Signing off from Singapore
I’m satisfied with our work and feel some indifference about whatever grade we receive. I don’t mean to sound sullen or defiant about this, but I’ve noticed that business school tends to train consultants, rather than managers. No surprise, considering the rate at which MBAs take consulting posts. I guess my thoughts echo those of Henry Mintzberg, whose book, Managers, Not MBAs, I look forward to reading. Still, nowhere is this tendency more evident than in the style-over-substance, analysis-over-action emphases in the average MBA presentation. Business schools are notorious for being havens for Excel and Powerpoint virtuosi who, upon penalty of a Singaporean caning, couldn’t tell you which way is up in the simplest business scenario.
Personally, I suspect a lot of the As I've gotten have been for projects that are still collecting dust on comapanies' shelves (probably deservedly so). So, for a swan song project, perhaps this one will be different.I think our work answered some hard, granular business questions. Our client is considering moving a substantial portion of its hard assets to a third-world country and to address the matter with a 30,000-foot view would be wildly inappropriate. I doubt I need to be disabused: I'm sure we bored people to tears with our detailed risk analysis, in-depth discussion of tax considerations and business entity formations, to say nothing of our extended commentary on what Vietnam’s impending WTO accession implies for business law and accounting standards there.

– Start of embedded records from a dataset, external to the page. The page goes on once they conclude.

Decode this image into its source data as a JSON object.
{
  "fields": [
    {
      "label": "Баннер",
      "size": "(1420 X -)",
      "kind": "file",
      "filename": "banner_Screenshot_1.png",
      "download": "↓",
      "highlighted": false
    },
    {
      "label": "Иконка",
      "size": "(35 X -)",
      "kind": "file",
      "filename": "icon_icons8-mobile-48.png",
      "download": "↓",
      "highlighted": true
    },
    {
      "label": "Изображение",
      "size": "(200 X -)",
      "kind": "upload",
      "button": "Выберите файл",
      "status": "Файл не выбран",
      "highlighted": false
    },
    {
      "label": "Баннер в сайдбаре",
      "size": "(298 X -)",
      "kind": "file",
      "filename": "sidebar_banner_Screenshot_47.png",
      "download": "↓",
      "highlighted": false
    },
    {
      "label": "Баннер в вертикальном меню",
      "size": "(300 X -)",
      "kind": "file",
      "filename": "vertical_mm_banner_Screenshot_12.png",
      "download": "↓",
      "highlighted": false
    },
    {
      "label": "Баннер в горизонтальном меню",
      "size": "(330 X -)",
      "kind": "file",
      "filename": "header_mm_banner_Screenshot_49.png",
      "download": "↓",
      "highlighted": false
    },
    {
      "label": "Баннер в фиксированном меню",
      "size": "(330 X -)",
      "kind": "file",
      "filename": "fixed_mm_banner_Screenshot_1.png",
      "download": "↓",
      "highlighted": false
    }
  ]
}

Apologies for the rant. This really was an exceptional trip and I hope this blog shows how enlightening this experience was for me and how much I enjoyed it. I got close to a lot of classmates with whom my only previous interaction was a nod in the halls at McCombs. I managed to unburden myself of some of my churlish, Western-centric view of the world. I avoided the plethora of illnesses that can wrack a large group of Americans traveling in
I look back on all of this with gratitude: to the trip organizers who kept our activities informative and efficient, to my classmates who refused to suffer a dull moment, and to God or whatever divine force that afforded me the mental clarity to get as much out of this as I have. Lastly, thanks to you, the reader, for playing along and offering valuable feedback.